From Alsop, a new slant on FDR controversies; FDR: A Centenary Remembrance, by Joseph Alsop. New York: The Viking Press. 256 pp. $25.

Those of us who lived through the Roosevelt years carried with us from those times one particular question that the many books written about FDR never seemed to answer satisfactorily.

What was it that turned a lighthearted, happy, handsome, but essentially lightweight young Groton-Harvard man into one of the most important statesmen of his time and certainly one of the greatest American presidents?

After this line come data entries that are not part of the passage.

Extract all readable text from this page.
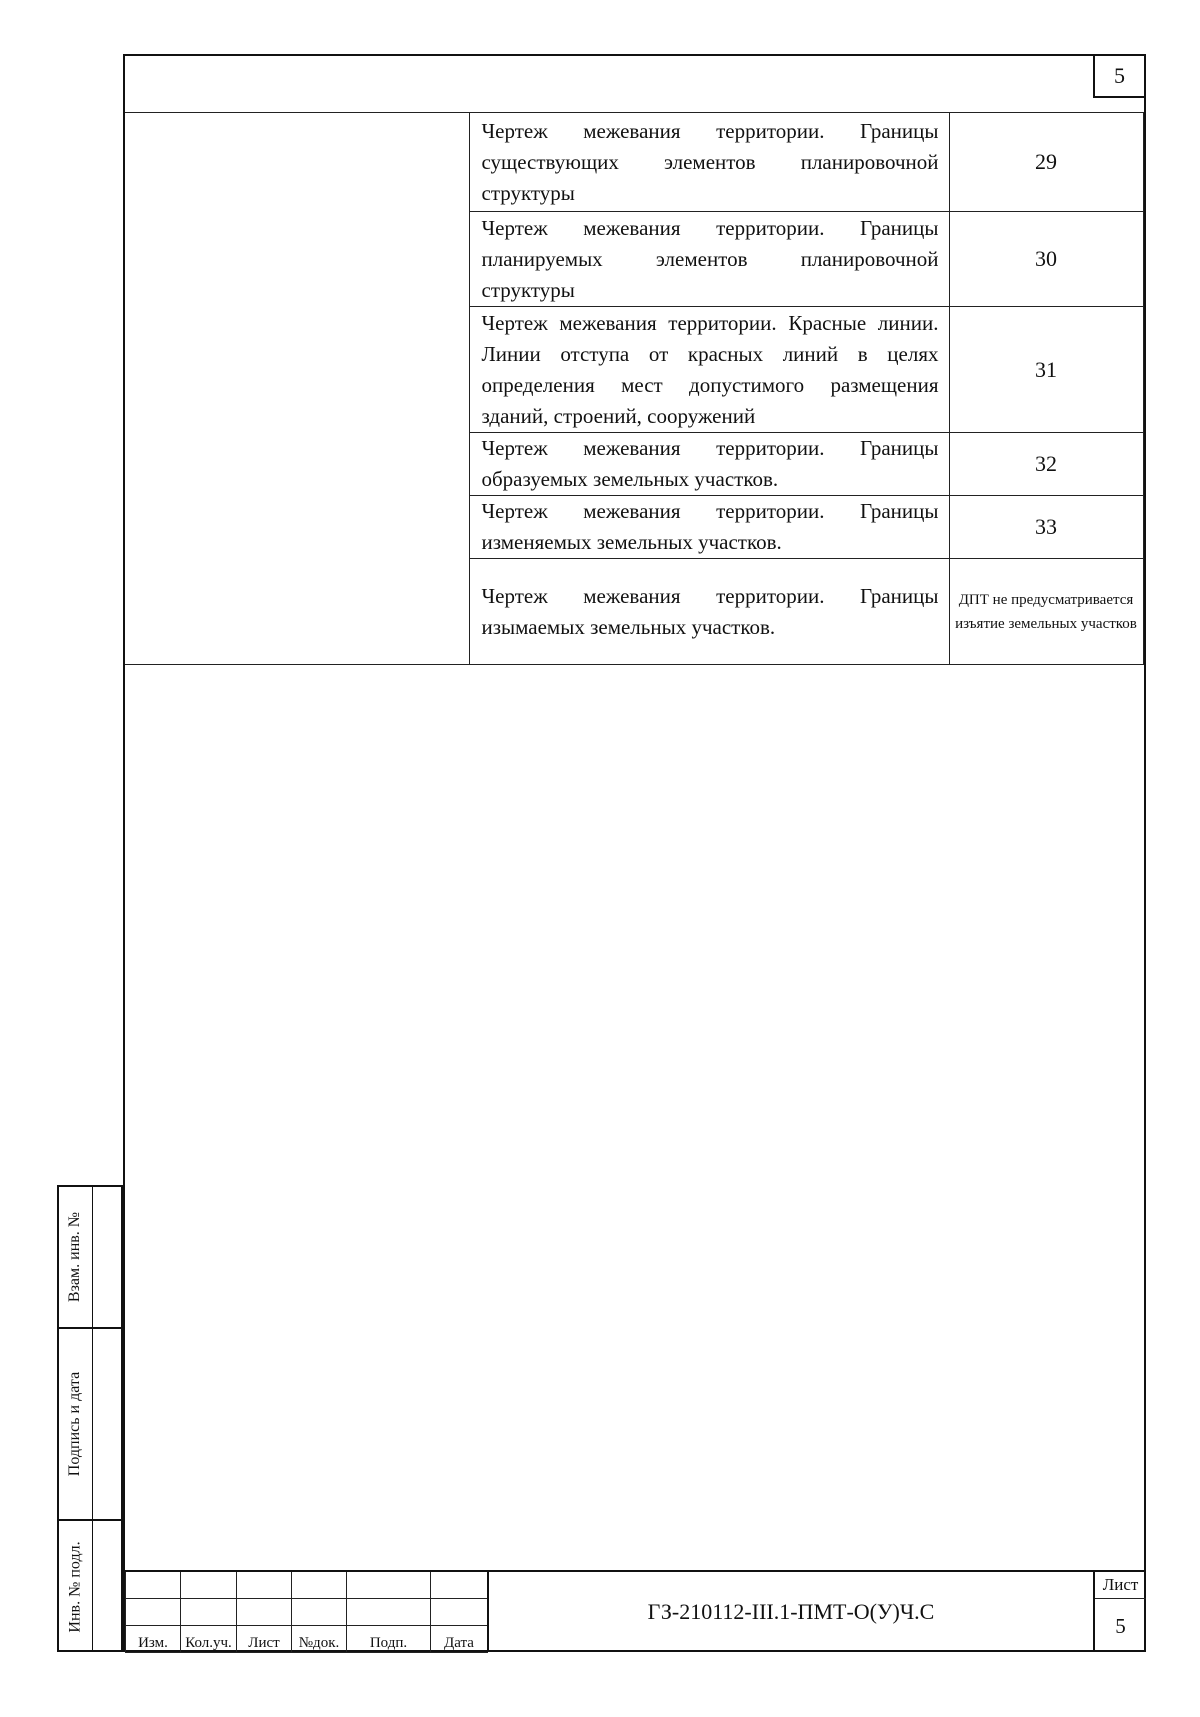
5
	Чертеж межевания территории. Границы существующих элементов планировочной структуры	29
	Чертеж межевания территории. Границы планируемых элементов планировочной структуры	30
	Чертеж межевания территории. Красные линии. Линии отступа от красных линий в целях определения мест допустимого размещения зданий, строений, сооружений	31
	Чертеж межевания территории. Границы образуемых земельных участков.	32
	Чертеж межевания территории. Границы изменяемых земельных участков.	33
	Чертеж межевания территории. Границы изымаемых земельных участков.	ДПТ не предусматривается изъятие земельных участков
Взам. инв. №
Подпись и дата
Инв. № подл.

Изм.	Кол.уч.	Лист	№док.	Подп.	Дата
ГЗ-210112-III.1-ПМТ-О(У)Ч.С
Лист
5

Joseph Alsop, columnist, essayist, and archaeologist, has provided in this book the first satisfying explanation. Partly, as we have long known, it was the courage and toughness which emerged through the ordeal of Roosevelt's illness. He was stricken by paralysis at the age of 39 and never fully recovered.

But there was another element in the toughening and maturing of Franklin Delano Roosevelt, which I think has not before been adequately appreciated or accurately appraised. That was the three-cornered relationship of FDR with his wife Eleanor and the one other important woman in his life, Lucy Mercer.

The one became his political partner. The other was a life-long friend and confidante. But Eleanor never ceased resenting the relationship with the other and never ceased punishing her husband for it. The other, too devout a Roman Catholic to be willing or able to violate the moral code, married another man -- Winthrop Rutherford -- and was to him a devoted and faithful wife. Mr. Alsop argues convincingly that her relationship with FDR was never consummated physically, although it continued as a friendship.

In other words, Franklin Delano Roosevelt was deprived from 1918, when Eleanor found a packet of Lucy Mercer's letters to her husband, to the end of his life of that warm human companionship which is the normal lot of most men. He went to Albany as governor of New York and on to being the political innovator of the ''New Deal'' and then the wartime leader of his country -- on his own. He had to develop great emotional self-reliance to live with Eleanor's unrelenting disapproval and Lucy Mercer's absence.

Joseph Alsop can tell this story better than others because he is a member of the same tribe of people from which both Eleanor and Franklin came. He was entitled by birth and relationships to address the mother of the President as ''Cousin Sally'' and the wife of the President as ''Cousin Eleanor.'' He knew personally all the important people in the life and career of Franklin Delano Roosevelt. And he knows by birthright the codes and standards which influenced their behavior.

The contrast between the young FDR and the famous President is still startling. Walter Lippmann was a classmate at Harvard. When Lippmann was being sought out by such academic giants as Henry James and George Santayana to discuss philosophy and a better future for mankind, Franklin Roosevelt was writing cheering editorials about the Harvard football team for the Harvard Crimson. He was known among the young ladies of his social acquaintance as ''Feather Duster.'' Small wonder that the columnist Lippmann was never able to accept Roosevelt as being qualified for the presidency.

Another question that has long overhung the memory of FDR arose from the surprise of Pearl Harbor. The armed forces of the United States were caught by surprise, even though in Washington the Japanese were burning papers at the embassy, and the White House knew that Japanese armed forces were already on the move.

Did Roosevelt know more about what was coming than he passed along to his war leaders? The charge that he deliberately concealed information which would have spared thousands of lives at Pearl Harbor has been made often. The Alsop book seems to me to put that matter to rest, adequately and convincingly.

Roosevelt, like all his commanders, knew the Japanese were on the move. They knew that the Japanese were intending to advance deep into Southeast Asia. But it was inconceivable to them that the Japanese would attack the United States. They knew that American public opinion was so strongly anti-war that it would not permit Washington to intervene against Japan so long as the US was not itself attacked.

This book is a splendid contribution to history. It is well and economically written. The text takes up only about half of the pages. The rest contain well-selected and well-produced photographs of the Roosevelt story. The book is rich in background knowledge of the change the US has gone through since FDR emerged on the political stage. It enlightens the story better, I think, than anything that has gone before. It also makes more fascinating reading than most novels. I was hooked by the first chapter and couldn't put it down until I had finished it.